Hoare partition scheme
Hoare给出的原始方案是，选择数组中间的值作为pivot，然后从两端向中间遍历，遍历的过程中如果遇到两个数，左边的大于pivot，右边的小于pivot，就将这两个数交换。
伪代码如下：

algorithm QuickSort(A, lo, hi) is
    if lo < hi then
        p := Partition(A, lo, hi)
        QuickSort(A, lo, p)
        QuickSort(A, p + 1, hi)

algorithm Partition(A, lo, hi) is
    pivot := A[(lo + hi) / 2]
    i := lo - 1
    j := hi + 1
    loop forever
        do
            i := i + 1
        while A[i] < pivot
        do
            j := j - 1
        while A[j] > pivot
        if i >= j then
            return j
        swap A[i] with A[j]

不难发现，Quick sort存在两个弊端：
一、排序不够稳定，相等的值在排序前后顺序可能会改变。
二、无法良好应对已经排序好的情况。

Heap sort

Heap sort是由J.W.J.Williams于1964年发明的，这也是Heap的诞生时间。该算法可以被看作是一种改进的Selection Sort，改进之处在于使用堆的数据结构来查找最大值。
尽管Heap sort在大多数机器上的实际速度比Quick Sort要慢一些，但它在最坏情况下的时间复杂度仅 $\log n)$ ，快于Quick sort的 $O(n^2)$ 。
Heap sort是就地排序，但不是稳定排序。

该算法描述如下：

algorithm HeapSort(A) is
	BuildMaxHeap(A)
	for i := A.length downto 2 do
		swap A[1] with A[i]
		A.heap_size := A.heap_size - 1
		max_heapify(A, 1)

algorithm BuildMaxHeap(A) is
	A.heap_size := A.length
	for i := parent(A.length) downto 1
		MaxHeapify(A, i)

algorithm MaxHeapify(A, i) is
	l := left(i)
	r := right(i)
	if l <= A.heap_size and A[l] > A[i] then
		largest := l
	else
		largest := i
	if r <= A.heap_size and A[r] > A[largest] then
		largest := r
	if largest != i then
		swap A[i] with A[largest]
		MaxHeapify(A, largest)

algorithm parent(i) is
	return ⌊i / 2⌋

algorithm left(i) is
	return 2 * i

algorithm right(i) is
	return 2 * i + 1

Tim sort

Tim sort由Tim Peters在2002年实现，用于Python编程语言，是一种混合稳定排序算法。

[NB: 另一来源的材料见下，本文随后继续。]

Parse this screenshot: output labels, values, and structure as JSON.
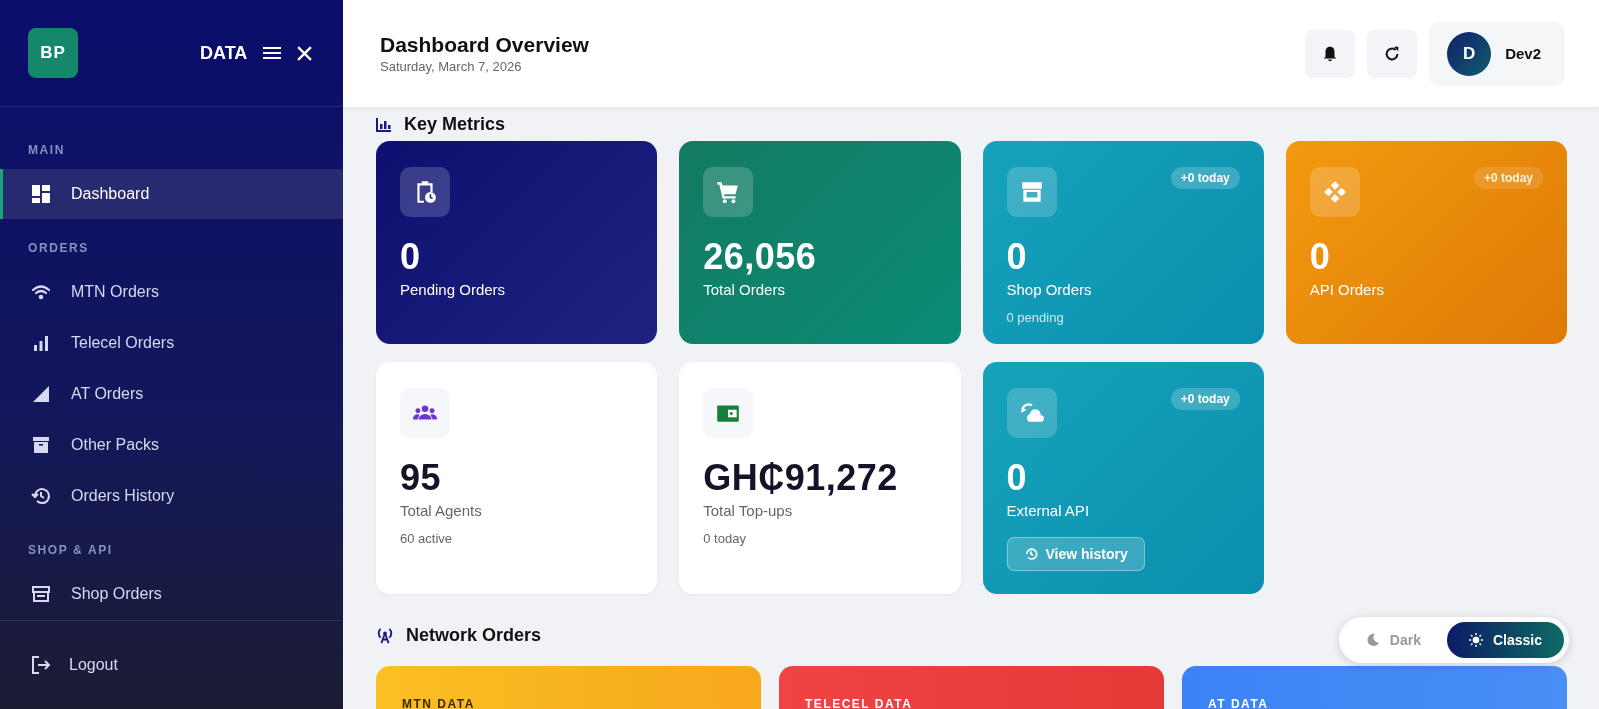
{
  "brand": {
    "logo": "BP",
    "name": "DATA"
  },
  "header": {
    "title": "Dashboard Overview",
    "date": "Saturday, March 7, 2026",
    "user": {
      "initial": "D",
      "name": "Dev2"
    }
  },
  "sidebar": {
    "sections": [
      {
        "heading": "MAIN",
        "items": [
          {
            "label": "Dashboard",
            "selected": true
          }
        ]
      },
      {
        "heading": "ORDERS",
        "items": [
          {
            "label": "MTN Orders",
            "selected": false
          },
          {
            "label": "Telecel Orders",
            "selected": false
          },
          {
            "label": "AT Orders",
            "selected": false
          },
          {
            "label": "Other Packs",
            "selected": false
          },
          {
            "label": "Orders History",
            "selected": false
          }
        ]
      },
      {
        "heading": "SHOP & API",
        "items": [
          {
            "label": "Shop Orders",
            "selected": false
          }
        ]
      }
    ],
    "logout": "Logout"
  },
  "metrics": {
    "heading": "Key Metrics",
    "cards": [
      {
        "value": "0",
        "label": "Pending Orders"
      },
      {
        "value": "26,056",
        "label": "Total Orders"
      },
      {
        "value": "0",
        "label": "Shop Orders",
        "sub": "0 pending",
        "badge": "+0 today"
      },
      {
        "value": "0",
        "label": "API Orders",
        "badge": "+0 today"
      },
      {
        "value": "95",
        "label": "Total Agents",
        "sub": "60 active"
      },
      {
        "value": "GH₵91,272",
        "label": "Total Top-ups",
        "sub": "0 today"
      },
      {
        "value": "0",
        "label": "External API",
        "badge": "+0 today",
        "button": "View history"
      }
    ]
  },
  "network": {
    "heading": "Network Orders",
    "cards": [
      {
        "label": "MTN DATA"
      },
      {
        "label": "TELECEL DATA"
      },
      {
        "label": "AT DATA"
      }
    ]
  },
  "theme": [
    {
      "label": "Dark",
      "selected": false
    },
    {
      "label": "Classic",
      "selected": true
    }
  ]
}
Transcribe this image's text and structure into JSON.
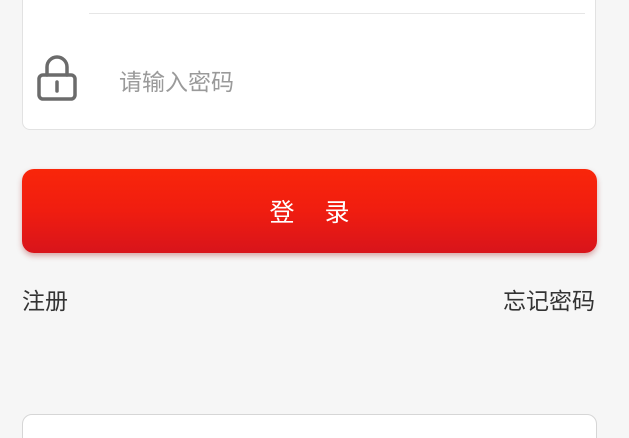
{
  "login_form": {
    "username": {
      "value": "",
      "icon": "user-icon"
    },
    "password": {
      "value": "",
      "placeholder": "请输入密码",
      "icon": "lock-icon"
    }
  },
  "login_button": {
    "label": "登录"
  },
  "links": {
    "register_label": "注册",
    "forgot_password_label": "忘记密码"
  },
  "colors": {
    "accent": "#f01d10",
    "background": "#f6f6f6",
    "icon_gray": "#6b6b6b"
  }
}
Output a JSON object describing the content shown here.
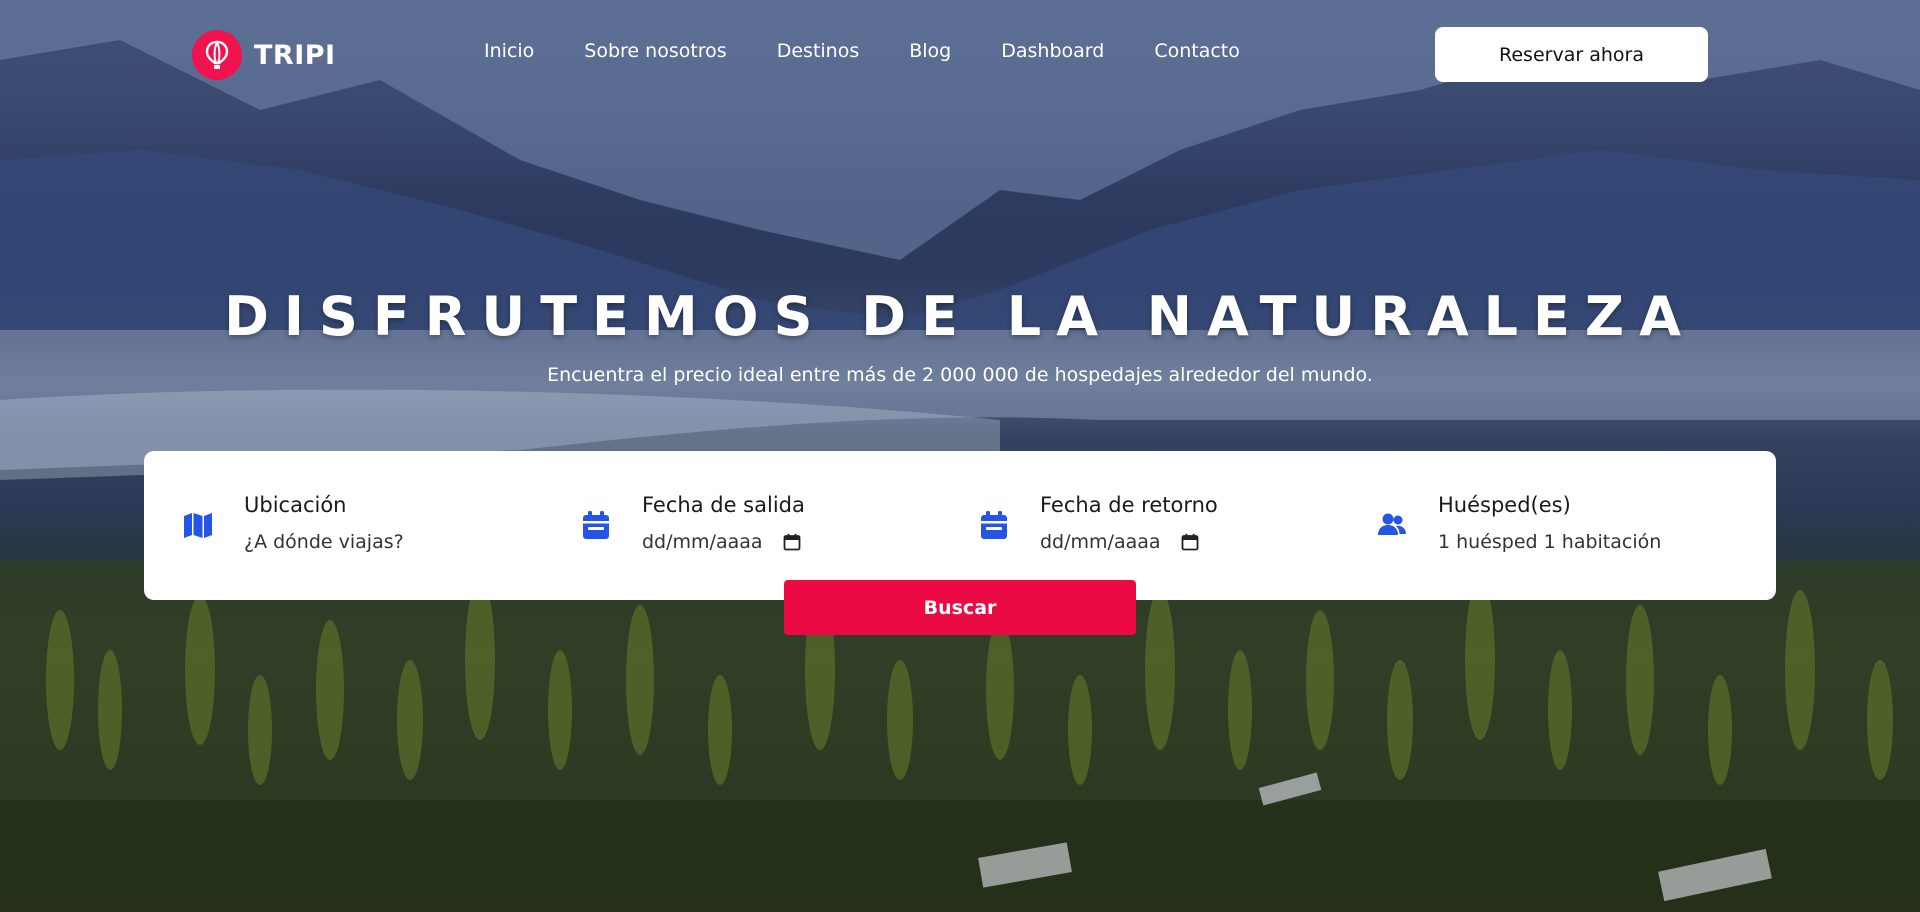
{
  "brand": {
    "name": "TRIPI",
    "accent": "#f0134d"
  },
  "nav": {
    "items": [
      {
        "label": "Inicio"
      },
      {
        "label": "Sobre nosotros"
      },
      {
        "label": "Destinos"
      },
      {
        "label": "Blog"
      },
      {
        "label": "Dashboard"
      },
      {
        "label": "Contacto"
      }
    ],
    "cta_label": "Reservar ahora"
  },
  "hero": {
    "title": "DISFRUTEMOS DE LA NATURALEZA",
    "subtitle": "Encuentra el precio ideal entre más de 2 000 000 de hospedajes alrededor del mundo."
  },
  "search": {
    "location": {
      "label": "Ubicación",
      "placeholder": "¿A dónde viajas?",
      "icon": "map-icon"
    },
    "departure": {
      "label": "Fecha de salida",
      "value": "dd/mm/aaaa",
      "icon": "calendar-icon"
    },
    "return": {
      "label": "Fecha de retorno",
      "value": "dd/mm/aaaa",
      "icon": "calendar-icon"
    },
    "guests": {
      "label": "Huésped(es)",
      "value": "1 huésped 1 habitación",
      "icon": "users-icon"
    },
    "submit_label": "Buscar",
    "icon_color": "#2455e6",
    "submit_color": "#eb0a44"
  }
}
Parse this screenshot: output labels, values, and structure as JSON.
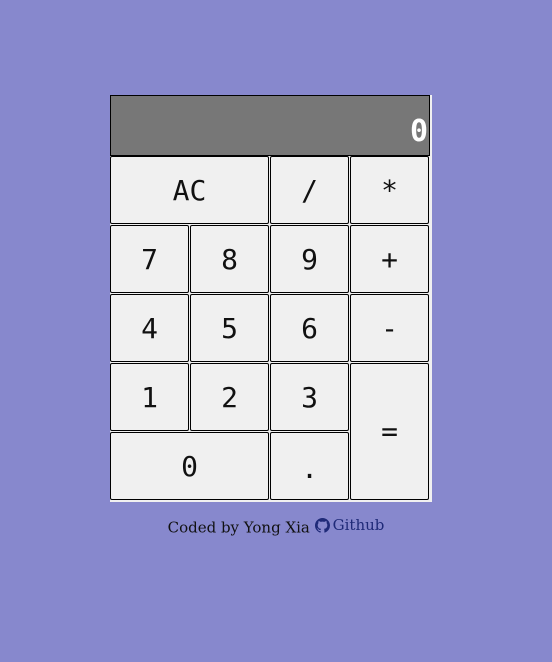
{
  "display": {
    "value": "0"
  },
  "keys": {
    "ac": "AC",
    "divide": "/",
    "multiply": "*",
    "seven": "7",
    "eight": "8",
    "nine": "9",
    "plus": "+",
    "four": "4",
    "five": "5",
    "six": "6",
    "minus": "-",
    "one": "1",
    "two": "2",
    "three": "3",
    "equals": "=",
    "zero": "0",
    "decimal": "."
  },
  "footer": {
    "credit": "Coded by Yong Xia",
    "link_label": "Github",
    "icon": "github-icon"
  },
  "colors": {
    "background": "#8788cd",
    "display_bg": "#777777",
    "key_bg": "#f0f0f0",
    "link": "#1f2a78"
  }
}
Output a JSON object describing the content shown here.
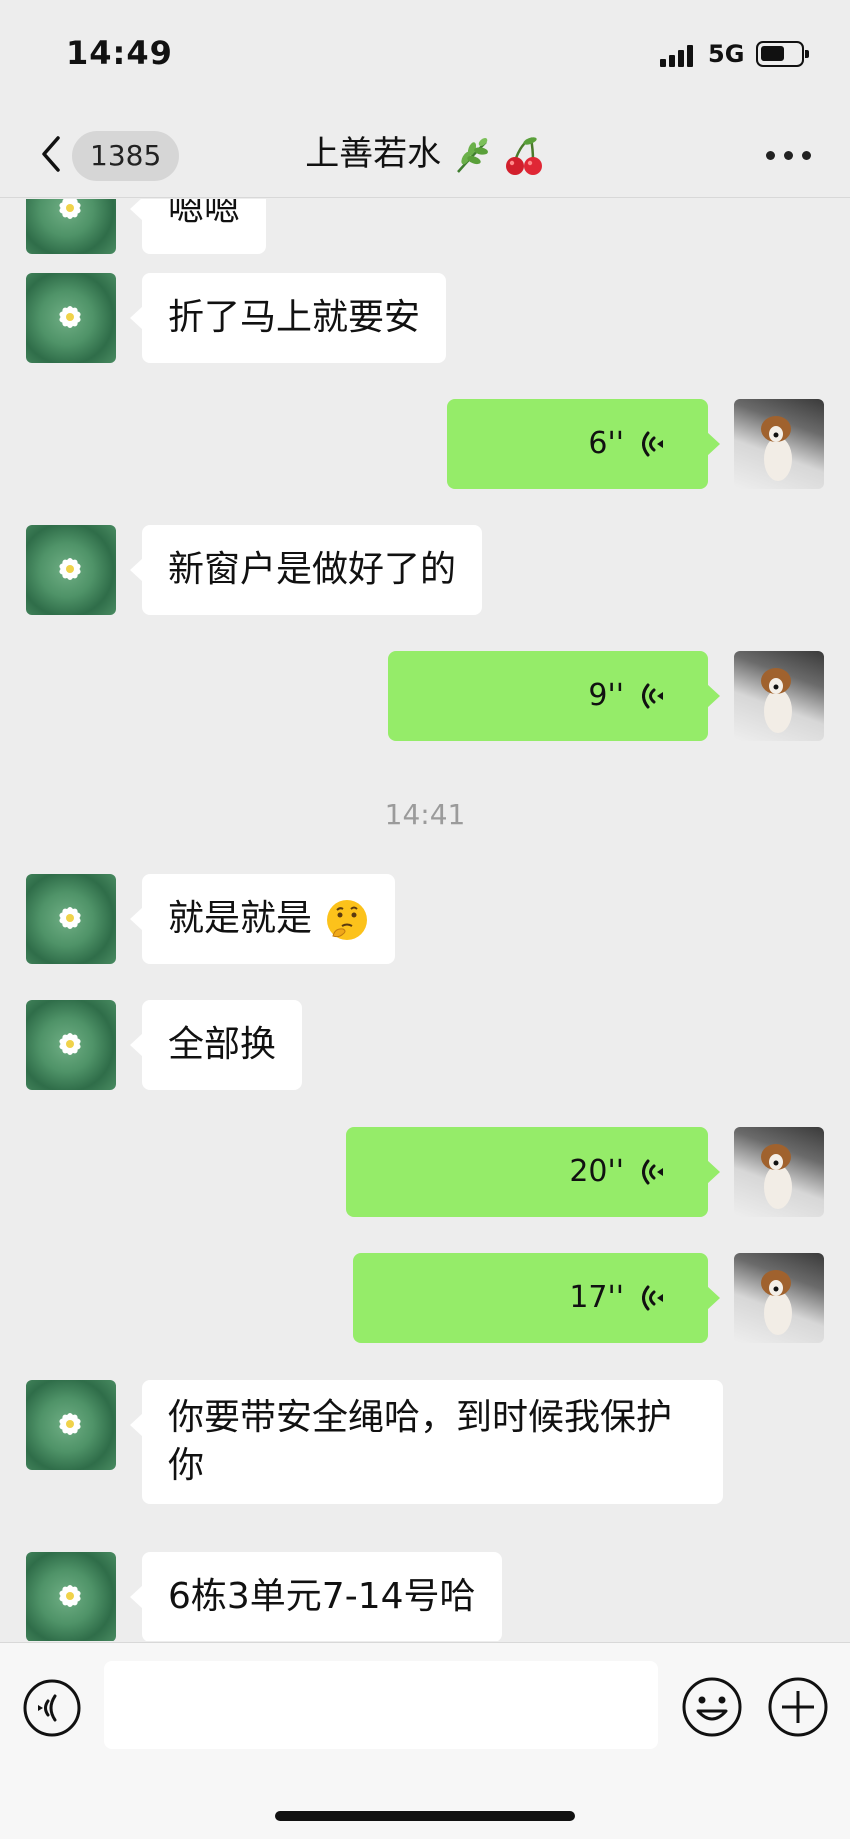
{
  "status_bar": {
    "time": "14:49",
    "network": "5G",
    "battery_level": 0.6
  },
  "nav": {
    "unread_count": "1385",
    "title": "上善若水"
  },
  "messages": [
    {
      "side": "in",
      "kind": "text",
      "text": "嗯嗯"
    },
    {
      "side": "in",
      "kind": "text",
      "text": "折了马上就要安"
    },
    {
      "side": "out",
      "kind": "voice",
      "duration": "6''"
    },
    {
      "side": "in",
      "kind": "text",
      "text": "新窗户是做好了的"
    },
    {
      "side": "out",
      "kind": "voice",
      "duration": "9''"
    },
    {
      "kind": "time",
      "text": "14:41"
    },
    {
      "side": "in",
      "kind": "text",
      "text": "就是就是"
    },
    {
      "side": "in",
      "kind": "text",
      "text": "全部换"
    },
    {
      "side": "out",
      "kind": "voice",
      "duration": "20''"
    },
    {
      "side": "out",
      "kind": "voice",
      "duration": "17''"
    },
    {
      "side": "in",
      "kind": "text",
      "text": "你要带安全绳哈，到时候我保护你"
    },
    {
      "side": "in",
      "kind": "text",
      "text": "6栋3单元7-14号哈"
    }
  ],
  "input": {
    "value": "",
    "placeholder": ""
  },
  "icons": {
    "back": "chevron-left-icon",
    "more": "more-dots-icon",
    "voice_toggle": "voice-input-icon",
    "emoji": "emoji-icon",
    "plus": "plus-icon",
    "title_decor": [
      "herb-emoji",
      "cherry-emoji"
    ],
    "reaction": "thinking-face-emoji"
  },
  "colors": {
    "background": "#ededed",
    "outgoing_bubble": "#95ec69",
    "incoming_bubble": "#ffffff",
    "timestamp": "#9b9b9b"
  }
}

它由Merge sort和Insertion sort派生而来，用于处理各种real-world数据，其时间复杂度优于出现在它之前的所有排序算法。这一优越性来自于它查找已经排好序的数据的子序列，并使用得到的信息更有效地对剩余部分进行排序。自2.3版以来，Tim sort一直是Python的标准排序算法。它还应用在其他多个语言中，如android、Java等。

Tim sort的工作原理为，将输入序列分为若干个小块，称为run，用Insertion sort将这些小块分别排序好（或者它们本身就已经是排好序的），然后用Merge操作将这些小块合并。run的大小一般取在32到64。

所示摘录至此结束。